Now, armed with psychoanalytic insights Weil started to question everything her husband said to her. If she said she was beautiful, she would ask herself why he was saying it.
After a few weeks of this counseling, the couple had the worse fight of their marriage.
Psychoanalysis teaches that the human family is a cauldron of incestuous longings, homicidal impulses, and rank jealousy. If you are not feeling these things you are not normal; you are certainly not enlightened.
And since psychoanalysis sees the relationship with one's mother as central to all of human experience, it should not be too surprising that Weil and Duane got into a furious fight about her relationship with her mother.

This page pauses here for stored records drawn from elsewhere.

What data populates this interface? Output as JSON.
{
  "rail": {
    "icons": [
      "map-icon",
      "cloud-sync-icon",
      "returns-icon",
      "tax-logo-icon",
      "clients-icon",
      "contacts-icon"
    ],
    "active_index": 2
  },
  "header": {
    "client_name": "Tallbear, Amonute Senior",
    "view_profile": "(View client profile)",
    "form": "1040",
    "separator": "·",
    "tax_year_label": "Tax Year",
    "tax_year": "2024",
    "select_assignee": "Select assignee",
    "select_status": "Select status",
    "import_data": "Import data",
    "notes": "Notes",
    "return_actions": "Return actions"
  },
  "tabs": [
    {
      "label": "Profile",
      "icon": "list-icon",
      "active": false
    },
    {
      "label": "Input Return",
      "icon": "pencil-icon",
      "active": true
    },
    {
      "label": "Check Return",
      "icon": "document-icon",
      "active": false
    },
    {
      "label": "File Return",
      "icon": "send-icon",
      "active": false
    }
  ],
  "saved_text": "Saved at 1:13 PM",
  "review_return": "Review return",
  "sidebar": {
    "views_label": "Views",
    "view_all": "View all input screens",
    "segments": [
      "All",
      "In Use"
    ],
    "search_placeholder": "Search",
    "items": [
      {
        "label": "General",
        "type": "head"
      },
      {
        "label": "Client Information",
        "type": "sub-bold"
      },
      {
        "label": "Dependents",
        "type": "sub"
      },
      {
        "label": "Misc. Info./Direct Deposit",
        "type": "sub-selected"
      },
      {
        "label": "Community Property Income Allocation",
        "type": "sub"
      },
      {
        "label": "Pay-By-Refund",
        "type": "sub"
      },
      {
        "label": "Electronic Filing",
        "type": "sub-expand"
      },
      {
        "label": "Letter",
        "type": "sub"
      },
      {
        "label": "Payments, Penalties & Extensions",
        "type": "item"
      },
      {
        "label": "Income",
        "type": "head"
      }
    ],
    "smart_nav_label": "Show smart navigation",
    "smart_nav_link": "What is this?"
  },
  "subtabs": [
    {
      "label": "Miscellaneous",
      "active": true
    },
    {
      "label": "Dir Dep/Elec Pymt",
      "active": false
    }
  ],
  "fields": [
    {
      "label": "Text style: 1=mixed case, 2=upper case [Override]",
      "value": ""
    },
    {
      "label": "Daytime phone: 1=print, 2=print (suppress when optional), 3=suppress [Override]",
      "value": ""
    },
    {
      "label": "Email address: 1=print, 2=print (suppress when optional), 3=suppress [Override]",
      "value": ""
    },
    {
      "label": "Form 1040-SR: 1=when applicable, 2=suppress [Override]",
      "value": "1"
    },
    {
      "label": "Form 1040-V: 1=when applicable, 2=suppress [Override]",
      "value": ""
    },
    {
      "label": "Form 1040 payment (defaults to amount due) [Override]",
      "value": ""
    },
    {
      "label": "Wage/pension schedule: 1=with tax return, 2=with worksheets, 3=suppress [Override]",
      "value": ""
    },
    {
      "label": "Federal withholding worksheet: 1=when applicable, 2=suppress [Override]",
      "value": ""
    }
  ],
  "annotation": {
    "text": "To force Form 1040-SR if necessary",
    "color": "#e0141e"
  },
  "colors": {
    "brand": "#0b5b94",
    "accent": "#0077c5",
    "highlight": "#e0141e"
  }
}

I will not detail all of the drama that these and other therapists produced in this good marriage, but I believe you will be surprised, as I was, to read that at the end of this therapeutically-sanctioned descent into Hell, Weil felt: "more committed than ever." She had, by her lights, gained: "the courage and patience to grow."
Faint praise, indeed. As modest a result as could be expected. But one that is far more positive than the one I would draw. Perhaps the reason is that she was responsible for jeopardizing her marriage, unnecessarily, and now she can hardly say that it was all just a waste of time, a punishing exercise that we should all avoid.
Anyway, she seems to have gotten a book out of it.